The Founding Fathers created the Electoral College more than 200 years ago (although it was not called the Electoral College then) to balance votes for a presidential candidate between a vote in Congress and a popular vote by the people (of course, in the 1700s the people given that right were property-owning white men, but I digress…)
This balance was meant to give the smallest states a say in the presidency, but 200 plus years later, this structure is in desperate need of reform now that the U.S. is about 100 times the size it was when the Founding Fathers first created it. Critics of the Electoral College say low-population states have outsized influence on who becomes president.
As the Electoral College operates now, states are given a certain number of electoral votes based on how many representatives they have, plus two votes for the two senators each state is given. The number of representatives is based on the state’s population size.
The House of Representatives is capped at 435 seats, a rather arbitrary number based on a 1929 law that was meant to resolve rural and urban disagreements over apportionment (the process to assign seats to each state).
But by capping the number of representatives, large swaths of the U.S. population go underrepresented. Former-President George Washington once proposed one representative for every 30,000 people, which if you did the math today would mean about 11,000 representatives for the 331.9 million people living in the United States.
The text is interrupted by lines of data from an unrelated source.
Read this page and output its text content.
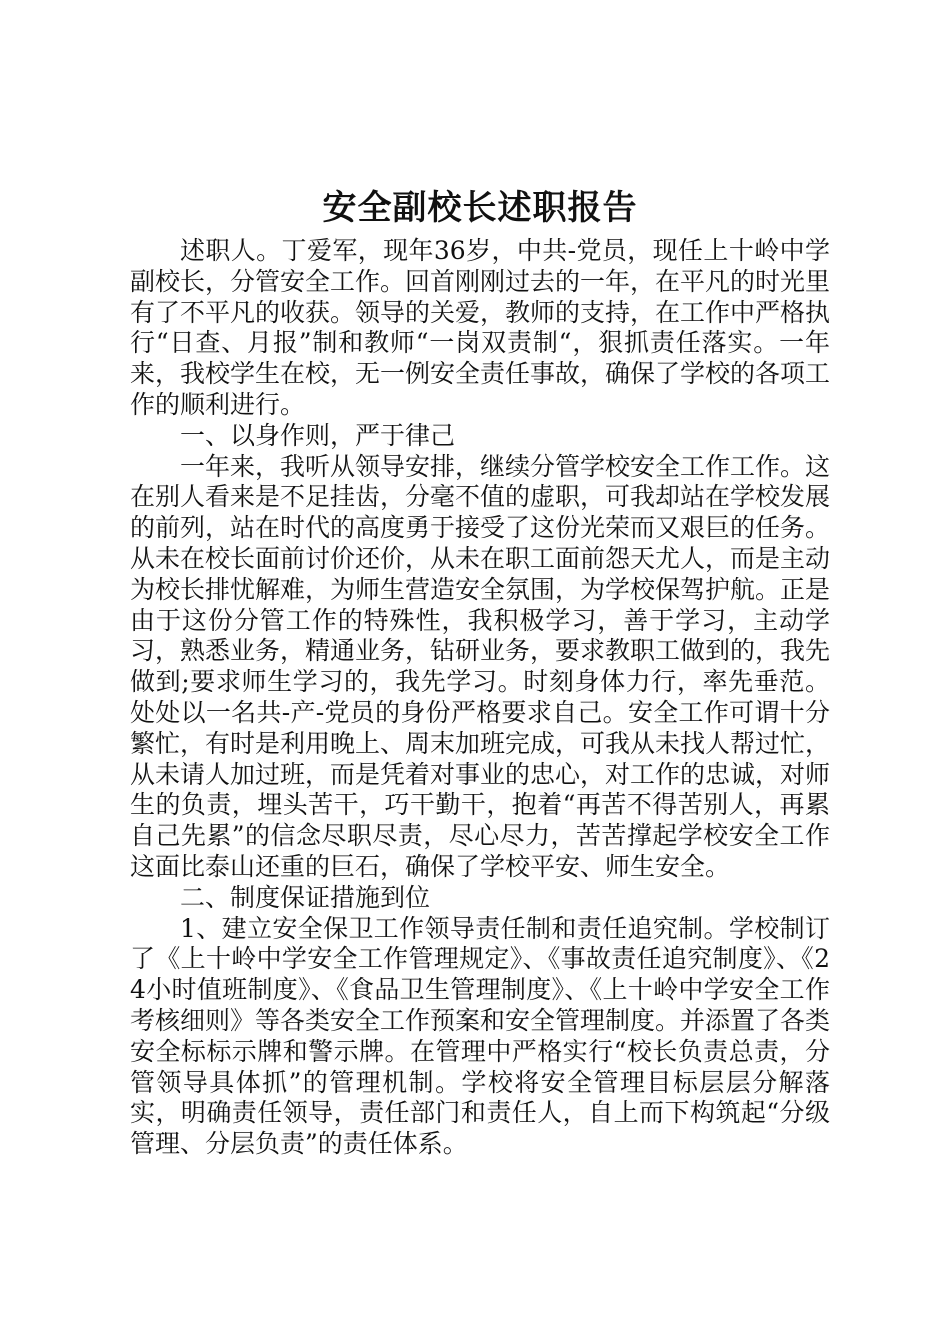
安全副校长述职报告

述职人。丁爱军，现年36岁，中共-党员，现任上十岭中学副校长，分管安全工作。回首刚刚过去的一年，在平凡的时光里有了不平凡的收获。领导的关爱，教师的支持，在工作中严格执行“日查、月报”制和教师“一岗双责制“，狠抓责任落实。一年来，我校学生在校，无一例安全责任事故，确保了学校的各项工作的顺利进行。

一、以身作则，严于律己

一年来，我听从领导安排，继续分管学校安全工作工作。这在别人看来是不足挂齿，分毫不值的虚职，可我却站在学校发展的前列，站在时代的高度勇于接受了这份光荣而又艰巨的任务。从未在校长面前讨价还价，从未在职工面前怨天尤人，而是主动为校长排忧解难，为师生营造安全氛围，为学校保驾护航。正是由于这份分管工作的特殊性，我积极学习，善于学习，主动学习，熟悉业务，精通业务，钻研业务，要求教职工做到的，我先做到;要求师生学习的，我先学习。时刻身体力行，率先垂范。处处以一名共-产-党员的身份严格要求自己。安全工作可谓十分繁忙，有时是利用晚上、周末加班完成，可我从未找人帮过忙，从未请人加过班，而是凭着对事业的忠心，对工作的忠诚，对师生的负责，埋头苦干，巧干勤干，抱着“再苦不得苦别人，再累自己先累”的信念尽职尽责，尽心尽力，苦苦撑起学校安全工作这面比泰山还重的巨石，确保了学校平安、师生安全。

二、制度保证措施到位

1、建立安全保卫工作领导责任制和责任追究制。学校制订了《上十岭中学安全工作管理规定》、《事故责任追究制度》、《24小时值班制度》、《食品卫生管理制度》、《上十岭中学安全工作考核细则》等各类安全工作预案和安全管理制度。并添置了各类安全标标示牌和警示牌。在管理中严格实行“校长负责总责，分管领导具体抓”的管理机制。学校将安全管理目标层层分解落实，明确责任领导，责任部门和责任人，自上而下构筑起“分级管理、分层负责”的责任体系。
Instead of adding a seat if a state’s population grows, a seat can only be added by taking it from another state through reapportionment. In this system, a state always loses representation.
This happened in 2021 when California lost a House seat for the first time ever, even though it still is home to about 12% of the total U.S. population. Illinois, Michigan, New York, Ohio, Pennsylvania, and West Virginia also lost seats in 2021.
The needs of urban and rural communities are obscured by this system where some states have just one congressperson representing three-quarters-of-a-million people, like Florida where the state’s 28 representatives serve 778,000 people each. The needs of hundreds of thousands of people simply can’t be served by one person. And, contrary to what you might assume, many states with high representative-to-constituent ratios contain rural communities, like Pennsylvania where more than a quarter of the state’s 13 million residents live in rural counties as defined by the U.S. Census Bureau.
There have been many efforts to increase the number of House seats or get rid of the 435-seat-cap completely. Two bills introduced last year by Representative Sean Casten from Illinois and Representative Earl Blumenauer from Oregon offer two possible solutions.
The first, from Representative Casten, would add approximately 138 House seats and establish 12 “at-large senators” to be elected by a ranked-choice vote, which allows voters to rank their choices by preference. With this system, even if a voter’s first choice does not win the majority, their second or third choices could still count.
The second possible option from Representative Blumenauer would restore the number of House seats lost by reapportionment since the 1929 law that put a limit on House seats, bringing the number of representatives to 585. In each subsequent census, the number of representatives would be adjusted to reflect population growth.
Both of these bills were introduced early last year, and like many pieces of legislation, are languishing in the House without a vote. Neither is a perfect solution, but they’re a stab at better-positioning the House to represent the diverse perspectives that 331.9 million people bring to the table.